We envision a future in which robotic systems are pervasive, persistent, and perceptive:
- pervasive: widely deployed in assistive roles across the spectrum of human activity (robots everywhere!)
- persistent: able to operate reliably and independently for long durations, on the order of days, weeks, or more, and
- perceptive: aware of their environment, and capable of acting intelligently when confronted with new situations and experiences.
Towards this end, the STARS Laboratory carries out research at the nexus of sensing, planning, and control, with a focus on the study of fundamental problems related to perception, representation, and understanding of the world. Our goal is to enable robots to carry out their tasks safely in challenging, dynamic environments, for example, in homes and offices, on road networks, underground, underwater, in space, and on remote planetary surfaces. We work to develop power-on-and-go machines that are able to function from day one without a human in the loop.
To make long-term autonomy possible, we design probabilistic algorithms that are able to deal with uncertainty, about both the environment and the robot’s own internal state over time. We use tools from estimation theory, learning, and optimization to enable perception for efficient planning and control. Our research relies on the integration of multiple sensors and sensing modalities – we believe that rich sensing is a necessary component for the construction of truly robust and reliable autonomous systems. An important aspect of our research is the extensive experimental validation of our theoretical results, to ensure that our work is useful in the real world. We are committed to robotics as a science, and emphasize open source contributions and reproducible experimentation.
The Laboratory is actively involved in a variety of research projects and collaborative undertakings with our industrial partners. New projects are always in development. Details on several active projects are provided below. If a project interests you, please consider joining us!
Machine Learning for Predictive Noise Modelling
Many robotic algorithms for tasks such as perception and mapping treat all measurements as being equally informative. This is typically done for reasons of convenience or ignorance – it can be very difficult to model noise sources and sensor degradation, both of which may depend on the environment in which the robot is deployed. In contrast, we are developing a suite of techniques (under the moniker PROBE, for Predictive RObust Estimation) that intelligently weight observations based on a predicted measure of informativeness. We learn a model of information content from a training dataset collected within a prototypical environment and under relevant operating conditions; the learning algorithm can make use of ground truth or rely on expectation maximization. The result is a principled method for taking advantage of all relevant sensor data.
Dense Geometric and Photometric MappingWhy employ notoriously fickle feature detectors when you can just use all of the pixels in an image? Traditionally, the answer has been computational cost. However, with more powerful hardware and parallelization, dense visual simultaneous localization and mapping (SLAM) has become feasible to compute in real time. Our group is investigating the use of rich, dense map representations that extend beyond geometry to incorporate lighting and material information. Our goal is to enable map reuse and successful localization under a much wider range of conditions than is possible with traditional visual SLAM.
Low-cost Navigation Systems for Near-Term Assistive Applications
Simultaneous localization and mapping (SLAM) has been intensively studied by the robotics community for more than 20 years, and yet there are few commercially deployed SLAM systems operating in real-world environments. We are interested in deploying low cost, robust SLAM solutions for near-term consumer and industry applications; there are numerous challenges involved in building reliable systems under severe cost constraints. Our initial focus is on assistive devices for wheelchair navigation, with the goal of dramatically improve the mobility of users with, e.g., spinal cord injuries. There are significant opportunities to positively affect the lives of 1000s of individuals, while at the same time creating advanced robotic technology.

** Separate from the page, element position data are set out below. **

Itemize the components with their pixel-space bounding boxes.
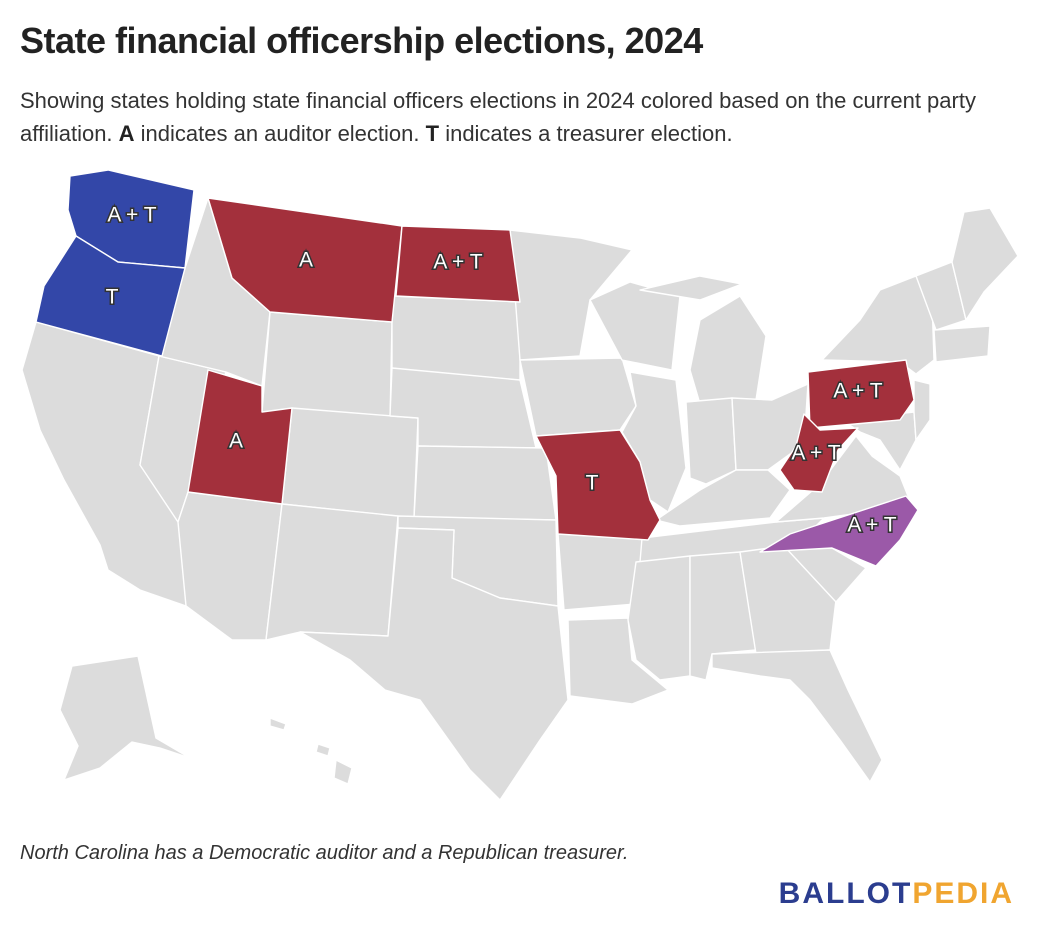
ballotpedia-logo: BALLOTPEDIA xyxy=(779,877,1014,911)
state-texas xyxy=(299,527,569,801)
state-utah xyxy=(187,369,293,505)
state-west-virginia xyxy=(779,413,859,493)
subtitle-text-1: Showing states holding state financial o… xyxy=(20,88,976,146)
state-wisconsin xyxy=(589,281,681,371)
state-indiana xyxy=(685,397,737,485)
label-north-dakota: A + T xyxy=(433,251,482,274)
state-iowa xyxy=(519,357,637,437)
state-colorado xyxy=(281,407,419,519)
state-new-mexico xyxy=(265,503,399,641)
state-hawaii xyxy=(269,717,353,785)
logo-text-pedia: PEDIA xyxy=(912,877,1014,910)
us-map: A + T T A A + T A T A + T A + T A + T xyxy=(21,169,1019,801)
state-pennsylvania xyxy=(807,359,915,429)
state-new-york xyxy=(821,275,935,375)
election-states xyxy=(35,169,919,567)
label-montana: A xyxy=(299,249,313,272)
state-kansas xyxy=(413,445,557,521)
treasurer-key: T xyxy=(425,121,440,146)
label-missouri: T xyxy=(586,472,599,495)
state-oregon xyxy=(35,235,186,357)
label-pennsylvania: A + T xyxy=(833,380,882,403)
state-arizona xyxy=(177,491,283,641)
label-washington: A + T xyxy=(107,204,156,227)
auditor-key: A xyxy=(118,121,135,146)
state-maine xyxy=(951,207,1019,321)
state-missouri xyxy=(535,429,661,541)
state-new-jersey xyxy=(913,379,931,441)
state-kentucky xyxy=(655,469,791,527)
state-labels: A + T T A A + T A T A + T A + T A + T xyxy=(104,202,898,538)
state-montana xyxy=(207,197,403,323)
state-massachusetts-ct-ri xyxy=(933,325,991,363)
label-north-carolina: A + T xyxy=(847,514,896,537)
base-states xyxy=(21,197,1019,801)
label-oregon: T xyxy=(106,286,119,309)
map-footnote: North Carolina has a Democratic auditor … xyxy=(20,842,629,864)
state-wyoming xyxy=(261,311,393,423)
state-mississippi xyxy=(627,555,691,681)
state-north-dakota xyxy=(395,225,521,303)
state-florida xyxy=(711,649,883,783)
state-north-carolina xyxy=(759,495,919,567)
subtitle-text-3: indicates a treasurer election. xyxy=(439,121,733,146)
map-title: State financial officership elections, 2… xyxy=(20,20,703,61)
state-alaska xyxy=(59,655,215,781)
label-west-virginia: A + T xyxy=(791,442,840,465)
map-subtitle: Showing states holding state financial o… xyxy=(20,84,1020,150)
logo-text-ballot: BALLOT xyxy=(778,877,913,910)
subtitle-text-2: indicates an auditor election. xyxy=(134,121,426,146)
label-utah: A xyxy=(229,430,243,453)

Robot Self-Calibration for Power-On-and-Go Operation
Multisensor systems offer a variety of compelling benefits, including improved task accuracy and robustness. However, correct data fusion requires precision calibration of the sensors involved, which is typically a time-consuming and difficult. We have designed and are continuing to research intrinsic and extrinsic spatial and temporal self-calibration algorithms for various combinations of sensors (e.g. LIDAR-IMU, LIDAR-camera, camera-IMU, camera-manipulator). The aim of this work is to achieve full automatic calibration of multisensor systems in arbitrary environments, removing the burden of manual calibration and enabling long-term operation.
Collaborative Mobile Manipulation in Dynamic Environments
Cobots, or collaborative robots, are a class of robots intended to physically interact with humans in a shared workspace. We have recently begun exploring research problems related to various tasks for cobots, including collaborative manipulation, transport, and assembly. We are working to develop high performance, tightly-coupled perception-action loops for these tasks, making use of rich multimodal sensing. Experiments are carried out on an advanced mobile manipulation platform based on a Clearpath Ridgeback omnidirectional mobile base and a Universal Robotics UR10 arm.
Our manipulator is a state-of-art platform, which is unique in Canada at present. Much of our testing takes place in an on-site Vicon motion capture facility, which allows for ground truth evaluation of our algorithms, We have also invested substantial effort in developing methods to self-calibrate these lower-cost platforms automatically, with an eye towards long-term deployment in a wide range of environments.